Wavelet analysis has established itself as a robust and highly effective framework for the processing and characterization of non-stationary signals. While classical dyadic wavelet transforms are widely utilized due to their computational efficiency, non-dyadic (rational) wavelet transforms often provide a superior representation of signal singularities and complex oscillatory patterns. The proliferation of diverse wavelet functions necessitates a systematic approach to basis selection, which remains a critical task for maximizing feature extraction capabilities.

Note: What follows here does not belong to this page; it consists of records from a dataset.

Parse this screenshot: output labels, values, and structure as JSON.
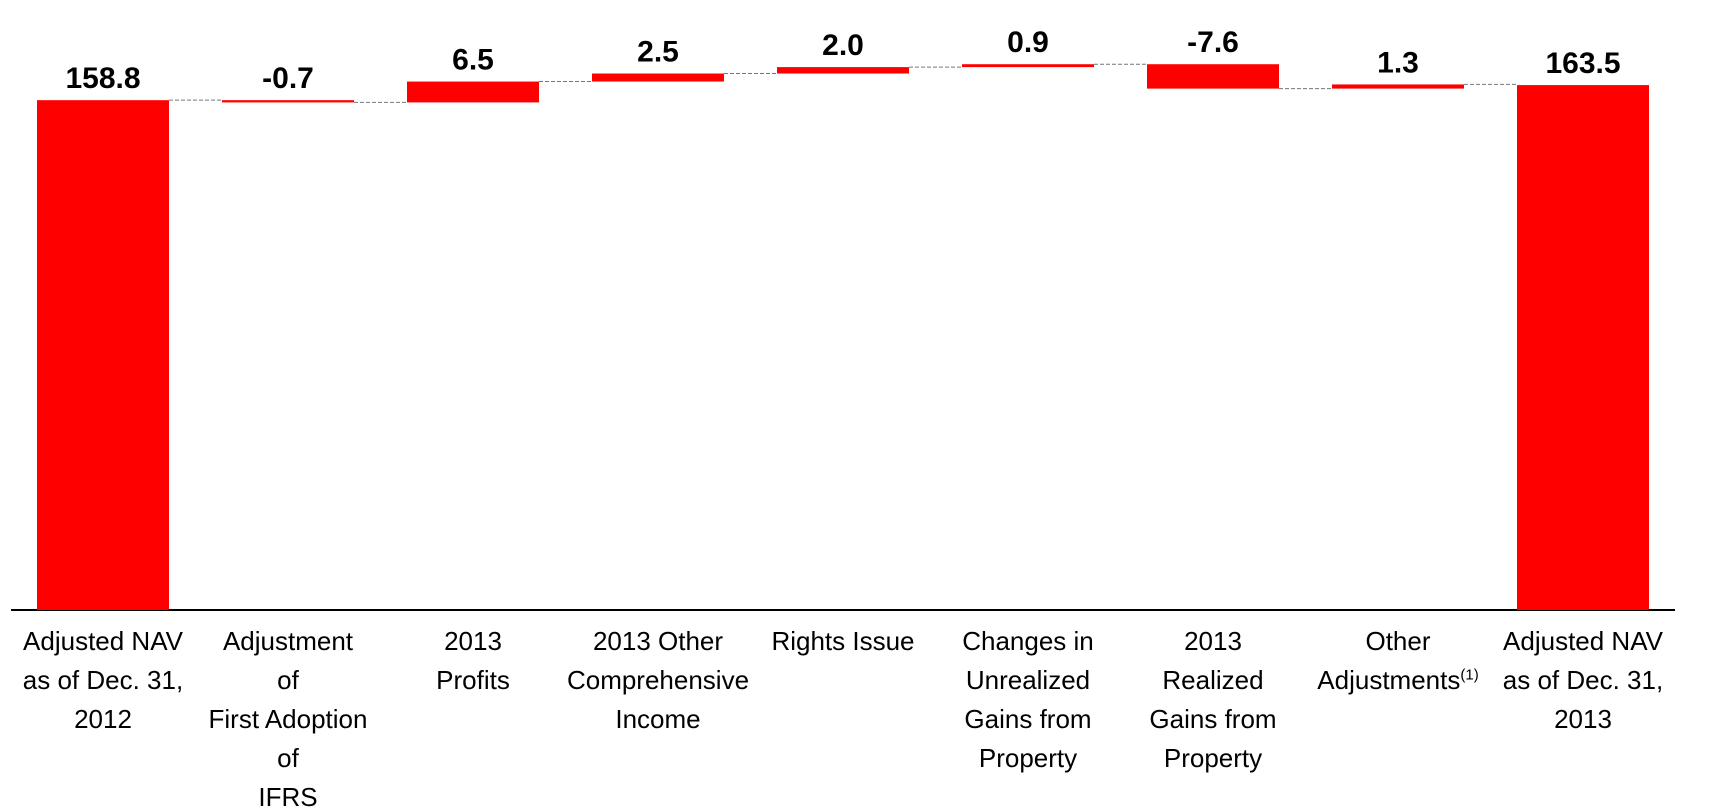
{
  "chart_data": {
    "type": "waterfall",
    "categories": [
      "Adjusted NAV\nas of Dec. 31,\n2012",
      "Adjustment\nof\nFirst Adoption\nof\nIFRS",
      "2013\nProfits",
      "2013 Other\nComprehensive\nIncome",
      "Rights Issue",
      "Changes in\nUnrealized\nGains from\nProperty",
      "2013\nRealized\nGains from\nProperty",
      "Other\nAdjustments",
      "Adjusted NAV\nas of Dec. 31,\n2013"
    ],
    "values": [
      158.8,
      -0.7,
      6.5,
      2.5,
      2.0,
      0.9,
      -7.6,
      1.3,
      163.5
    ],
    "value_labels": [
      "158.8",
      "-0.7",
      "6.5",
      "2.5",
      "2.0",
      "0.9",
      "-7.6",
      "1.3",
      "163.5"
    ],
    "totals": [
      true,
      false,
      false,
      false,
      false,
      false,
      false,
      false,
      true
    ],
    "category_notes": [
      null,
      null,
      null,
      null,
      null,
      null,
      null,
      "(1)",
      null
    ],
    "color": "#ff0000",
    "ylim": [
      0,
      190
    ]
  }
}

This paper investigates fundamental approaches for evaluating the efficiency of wavelet bases, focusing on criteria derived from the energy distribution of decomposition coefficients, the similarity between the wavelet coefficients and the original signal, and mutual information metrics. The applicability and mathematical robustness of these evaluation methods are specifically examined in the context of non-dyadic wavelet transforms. To validate the investigated methodologies, an additive two-harmonic test signal is employed, subjected to four distinct types of interference (additive white Gaussian, impulse, pink, and multiplicative noise) under varying signal-to-noise ratios. Finally, a comprehensive Composite Quality Index (CQI) is proposed. By aggregating the considered energetic and information-entropic characteristics, this index provides a reliable criterion for selecting the optimal non-dyadic wavelet basis for specific signal processing tasks.